L’Ungheria potrebbe incassare fino a poco più di 10 miliardi di euro dei fondi di Coesione grazie alla riforma giudiziaria adottata dal governo lo scorso maggio. È noto che tali fondi erano stati congelati per le preoccupazioni della Commissione europea in relazione al mancato rispetto dello Stato di diritto da parte dell’esecutivo di Budapest. Bruxelles aveva chiesto a quest’ultimo maggiori garanzie sull’indipendenza dei giudici.

C’è comunque un percorso che l’Ungheria deve effettuare per il raggiungimento di una serie di obiettivi con i quali arrivare allo sblocco di 21,7 miliardi di euro e all’accesso ai 10,4 miliardi di euro stanziati nell’ambito del suo piano nazionale di ripresa e resilienza.

La riforma di maggio è stata giudicata soddisfacente e basterebbe a permettere lo sblocco di una parte dei fondi dovuti al paese anche se alcuni funzionari della Commissione parlano della necessità di perfezionare alcuni dettagli per avere più garanzie.

Bruxelles avrebbe riconosciuto l’attuazione, da parte di Budapest, di riforme di rilievo che contribuiscono al rafforzamento dell’indipendenza giudiziaria, considerata a rischio, e che sarebbero, per questo, degli importanti passi avanti fatti in questo campo. 

Stiamo parlando di un sistema di potere, quello di Viktor Orbán impegnato, dal 2010, anno del ritorno al governo del partito Fidesz, a controllare settori e istituzioni chiave nel paese. Bruxelles avrebbe espresso soddisfazione e un moderato ottimismo, e ora si attende il suo benestare allo sblocco di una prima parte dei fondi. Nel caso in cui ciò avvenisse, gli stati membri potrebbero essere chiamati a dire la loro il 14 o 15 dicembre prossimi, ossia quando i leader dell’Unione si incontreranno nella capitale belga.

Il problema, però, non è rappresentato solo dagli aspetti derivanti dall’autonomia a rischio del comparto giudiziario. Sappiamo, infatti, che c’è dell’altro; altre questioni riguardanti la trasparenza negli appalti pubblici e i conflitti d’interesse.

Così, 6,3 miliardi di euro di fondi risultano congelati nel quadro del meccanismo di condizionalità in relazione ai punti appena menzionati.

Ma non basta: la parte restante dei fondi concerne ambiti quali il diritto alla libertà accademica (2 miliardi di euro) e la garanzia dei diritti della comunità LGBTQ+ per la quale sono in ballo 600 milioni di euro.
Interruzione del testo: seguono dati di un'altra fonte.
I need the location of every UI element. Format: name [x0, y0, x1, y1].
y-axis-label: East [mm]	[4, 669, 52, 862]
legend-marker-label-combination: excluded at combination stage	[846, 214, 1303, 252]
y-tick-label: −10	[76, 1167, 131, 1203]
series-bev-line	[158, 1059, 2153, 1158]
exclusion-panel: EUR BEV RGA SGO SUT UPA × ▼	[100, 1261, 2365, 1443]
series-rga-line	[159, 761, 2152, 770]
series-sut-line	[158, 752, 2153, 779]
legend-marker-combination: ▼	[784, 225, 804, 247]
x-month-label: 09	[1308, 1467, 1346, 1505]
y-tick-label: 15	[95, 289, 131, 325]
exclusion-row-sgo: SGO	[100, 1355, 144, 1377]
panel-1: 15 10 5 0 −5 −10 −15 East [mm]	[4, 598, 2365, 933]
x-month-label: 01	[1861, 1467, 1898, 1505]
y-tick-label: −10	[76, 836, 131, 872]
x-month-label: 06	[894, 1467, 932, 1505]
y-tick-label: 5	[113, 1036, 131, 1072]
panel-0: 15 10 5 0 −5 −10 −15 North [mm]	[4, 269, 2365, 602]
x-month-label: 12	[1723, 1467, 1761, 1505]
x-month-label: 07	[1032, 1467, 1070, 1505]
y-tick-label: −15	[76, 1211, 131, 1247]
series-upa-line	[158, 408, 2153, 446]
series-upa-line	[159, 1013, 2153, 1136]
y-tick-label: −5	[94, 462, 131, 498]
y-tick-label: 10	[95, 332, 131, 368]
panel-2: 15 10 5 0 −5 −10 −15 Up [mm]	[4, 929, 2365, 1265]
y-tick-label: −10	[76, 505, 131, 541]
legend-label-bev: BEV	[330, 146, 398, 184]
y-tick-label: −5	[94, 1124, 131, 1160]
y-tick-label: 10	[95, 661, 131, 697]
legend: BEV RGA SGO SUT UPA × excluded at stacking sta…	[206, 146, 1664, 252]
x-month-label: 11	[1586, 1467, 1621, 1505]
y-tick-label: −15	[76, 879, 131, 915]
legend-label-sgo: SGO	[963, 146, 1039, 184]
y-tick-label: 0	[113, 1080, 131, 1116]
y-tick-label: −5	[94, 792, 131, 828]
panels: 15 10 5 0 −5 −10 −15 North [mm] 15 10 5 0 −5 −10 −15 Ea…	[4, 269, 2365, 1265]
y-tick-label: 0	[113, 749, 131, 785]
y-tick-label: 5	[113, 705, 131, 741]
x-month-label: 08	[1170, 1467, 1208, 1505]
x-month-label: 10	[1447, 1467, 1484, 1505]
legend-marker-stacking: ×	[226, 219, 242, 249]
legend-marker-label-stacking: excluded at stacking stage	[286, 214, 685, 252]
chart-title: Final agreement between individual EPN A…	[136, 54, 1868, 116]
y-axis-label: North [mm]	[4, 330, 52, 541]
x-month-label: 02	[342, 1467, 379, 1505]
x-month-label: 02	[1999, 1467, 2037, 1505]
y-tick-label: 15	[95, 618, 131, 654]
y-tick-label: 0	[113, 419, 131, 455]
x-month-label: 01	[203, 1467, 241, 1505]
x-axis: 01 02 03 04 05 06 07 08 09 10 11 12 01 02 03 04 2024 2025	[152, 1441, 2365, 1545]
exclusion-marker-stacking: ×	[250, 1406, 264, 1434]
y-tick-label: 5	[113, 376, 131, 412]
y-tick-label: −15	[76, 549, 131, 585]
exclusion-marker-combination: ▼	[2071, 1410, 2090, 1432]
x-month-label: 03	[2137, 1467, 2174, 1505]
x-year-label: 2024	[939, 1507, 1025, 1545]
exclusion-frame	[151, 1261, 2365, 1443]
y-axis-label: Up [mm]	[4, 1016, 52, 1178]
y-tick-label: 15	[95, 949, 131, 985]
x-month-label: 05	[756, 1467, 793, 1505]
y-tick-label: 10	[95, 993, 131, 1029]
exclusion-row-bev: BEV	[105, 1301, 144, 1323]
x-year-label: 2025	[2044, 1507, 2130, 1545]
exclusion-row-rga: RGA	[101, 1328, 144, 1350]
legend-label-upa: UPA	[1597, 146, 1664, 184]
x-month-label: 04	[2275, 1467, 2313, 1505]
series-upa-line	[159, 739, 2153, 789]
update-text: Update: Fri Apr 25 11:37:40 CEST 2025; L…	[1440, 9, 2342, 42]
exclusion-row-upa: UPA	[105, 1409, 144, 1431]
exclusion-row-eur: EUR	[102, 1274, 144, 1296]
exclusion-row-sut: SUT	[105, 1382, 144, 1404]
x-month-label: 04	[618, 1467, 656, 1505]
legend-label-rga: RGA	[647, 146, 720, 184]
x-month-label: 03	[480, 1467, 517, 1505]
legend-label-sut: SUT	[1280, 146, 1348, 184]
Bruxelles chiede al governo Orbán di migliorare la situazione di questi due ambiti con misure concrete capaci di garantire il rispetto di tali diritti. 

La Commissione europea avrebbe visto qualcosa muoversi nel campo giudiziario ma mantiene una certa cautela, e lo sblocco dei 10,4 miliardi di euro prima menzionati non promette comunque di essere imminente. Non dovrebbero esserci, invece, particolari problemi per il versamento della somma di 920 milioni di euro a sostegno di una serie di progetti nel comparto energetico.

Orbán accusa Bruxelles di ricatto finanziario. È noto che il premier ungherese non ha mai accettato alcun meccanismo di condizionalità legato all’erogazione dei fondi Ue. Né la condizione di dare accoglienza a migranti e profughi sul territorio nazionale senza sentire i pareri del Parlamento e della popolazione né quella riguardante lo Stato di diritto. 

Il primo ministro ungherese ha più volte affermato che non spetta all’Ue stabilire se in Ungheria venga o meno rispettato lo Stato di diritto, ma caso mai ai cittadini ungheresi, e che comunque nel paese non esisterebbe questo problema. Opposizione e settori progressisti della società civile non sono d’accordo ma Orbán considera questi soggetti meno che niente. Per il suo ministro degli Esteri Péter Szijjártó la mancata erogazione dei fondi non sarebbe un problema sul piano pratico (affermazione più che discutibile). A suo avviso l’aspetto più odioso è piuttosto l’uso politico che si fa di questi fondi a Bruxelles, il ricatto che starebbe alla base del versamento di tali somme e che verrebbe messo in atto nei confronti di paesi come l’Ungheria per colpire un governo che vuole agire in autonomia, sul principio della sovranità nazionale.

Si prevede quindi un clima teso al vertice del 14 e 15 dicembre, quando si tratterà dell’apertura dei colloqui di adesione con Kiev e del sostegno finanziario da dare al paese in guerra. Si prevede che Orbán abbia pronto lo strumento del potere di veto per ottenere qualcosa di sostanzioso in cambio.